Invoice finance may be reviewed where the business raises eligible B2B invoices and wants funding linked to the debtor book rather than a fixed loan amount.
What lenders may review
Lenders may look at debtor ageing, customer spread, invoice values, payment terms, credit notes, disputes, concentration, export exposure and the systems used to issue and collect invoices.
If a small number of customers make up a large share of sales, the review may focus more closely on those customers and their payment record.
When another route may fit better
If the main pressure is machinery, vehicles or tooling, asset finance may be more relevant. If the need is a one-off amount for stock, VAT or working capital, a business loan may need to be reviewed.

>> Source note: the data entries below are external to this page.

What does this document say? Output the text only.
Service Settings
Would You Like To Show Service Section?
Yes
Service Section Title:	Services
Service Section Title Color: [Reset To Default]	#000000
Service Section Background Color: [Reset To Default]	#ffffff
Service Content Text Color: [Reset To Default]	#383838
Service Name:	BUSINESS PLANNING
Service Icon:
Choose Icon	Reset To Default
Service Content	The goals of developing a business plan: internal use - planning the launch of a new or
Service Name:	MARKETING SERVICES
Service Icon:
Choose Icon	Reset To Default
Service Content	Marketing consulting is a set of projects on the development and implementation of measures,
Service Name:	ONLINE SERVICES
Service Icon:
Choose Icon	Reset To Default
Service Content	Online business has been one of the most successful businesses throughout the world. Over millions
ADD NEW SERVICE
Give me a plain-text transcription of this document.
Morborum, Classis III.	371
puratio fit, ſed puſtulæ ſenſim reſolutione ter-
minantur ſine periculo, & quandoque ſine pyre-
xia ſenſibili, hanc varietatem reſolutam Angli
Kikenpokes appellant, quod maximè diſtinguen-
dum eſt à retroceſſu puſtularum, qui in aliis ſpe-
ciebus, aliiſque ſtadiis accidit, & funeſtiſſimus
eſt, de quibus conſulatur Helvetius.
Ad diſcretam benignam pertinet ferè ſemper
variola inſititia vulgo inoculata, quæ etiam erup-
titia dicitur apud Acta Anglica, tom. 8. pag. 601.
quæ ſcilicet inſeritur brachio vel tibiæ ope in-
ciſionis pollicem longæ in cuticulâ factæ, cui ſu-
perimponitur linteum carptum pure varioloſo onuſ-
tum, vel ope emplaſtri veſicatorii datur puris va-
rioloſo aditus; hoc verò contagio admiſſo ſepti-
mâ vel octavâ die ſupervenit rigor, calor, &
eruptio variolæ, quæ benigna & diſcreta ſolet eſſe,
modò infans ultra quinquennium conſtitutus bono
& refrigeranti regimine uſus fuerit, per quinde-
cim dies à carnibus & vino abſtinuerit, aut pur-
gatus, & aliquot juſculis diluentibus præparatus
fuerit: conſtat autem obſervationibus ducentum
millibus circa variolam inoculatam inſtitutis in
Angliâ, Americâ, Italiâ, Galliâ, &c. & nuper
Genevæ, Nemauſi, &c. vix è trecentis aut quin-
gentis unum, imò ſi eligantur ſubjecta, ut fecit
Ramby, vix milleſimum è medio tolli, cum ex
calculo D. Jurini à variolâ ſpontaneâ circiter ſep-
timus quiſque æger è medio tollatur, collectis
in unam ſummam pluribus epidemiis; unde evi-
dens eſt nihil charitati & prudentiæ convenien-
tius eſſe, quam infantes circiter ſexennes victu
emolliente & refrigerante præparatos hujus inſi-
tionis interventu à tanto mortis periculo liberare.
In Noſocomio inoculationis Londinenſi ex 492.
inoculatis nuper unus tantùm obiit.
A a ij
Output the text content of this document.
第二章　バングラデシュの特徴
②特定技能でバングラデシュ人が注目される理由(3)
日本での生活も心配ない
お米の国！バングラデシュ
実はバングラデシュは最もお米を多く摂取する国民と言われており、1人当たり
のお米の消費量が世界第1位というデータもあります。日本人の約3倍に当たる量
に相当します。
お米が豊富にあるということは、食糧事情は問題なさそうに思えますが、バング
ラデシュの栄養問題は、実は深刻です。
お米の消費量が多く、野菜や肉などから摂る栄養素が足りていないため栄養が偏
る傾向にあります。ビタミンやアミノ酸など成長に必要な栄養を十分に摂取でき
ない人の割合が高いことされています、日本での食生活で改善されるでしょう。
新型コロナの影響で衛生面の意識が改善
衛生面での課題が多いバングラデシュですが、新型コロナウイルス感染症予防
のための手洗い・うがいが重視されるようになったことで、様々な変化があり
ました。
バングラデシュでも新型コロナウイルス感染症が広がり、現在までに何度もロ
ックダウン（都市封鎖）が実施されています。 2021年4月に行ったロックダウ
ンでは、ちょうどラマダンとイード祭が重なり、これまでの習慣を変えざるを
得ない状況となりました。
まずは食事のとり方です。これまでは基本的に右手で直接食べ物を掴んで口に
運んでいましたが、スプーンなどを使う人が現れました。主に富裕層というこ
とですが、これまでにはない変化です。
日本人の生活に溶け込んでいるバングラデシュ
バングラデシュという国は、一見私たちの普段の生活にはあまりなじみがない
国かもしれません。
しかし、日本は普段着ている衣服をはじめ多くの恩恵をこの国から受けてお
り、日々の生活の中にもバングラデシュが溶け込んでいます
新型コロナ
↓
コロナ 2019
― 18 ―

How Jolt makes the next step easier
You do not need to know the perfect lender at the first step. Jolt looks at the funding purpose, timing, documents and likely route, then helps shape the enquiry around lender appetite.
Start with the amount, what the money is for and how quickly it is needed. If the route is not obvious, the enquiry can still be reviewed without turning this page into another form.
Invoice finance for manufacturing companies FAQs
Can manufacturers use invoice finance?
It may be possible where the business raises B2B invoices and the debtor book is suitable for lender review.
Does customer concentration matter?
Yes. High concentration with one or two customers can affect the review because the lender is more exposed to those debtor relationships.
Can invoice finance help with materials?
It can help cash flow after eligible invoices are raised, but funding materials before invoicing may need another route such as working capital finance or trade finance.
What should I prepare?
Aged debtors, sales ledger information, sample invoices, customer terms, recent bank statements and accounts can all help the enquiry.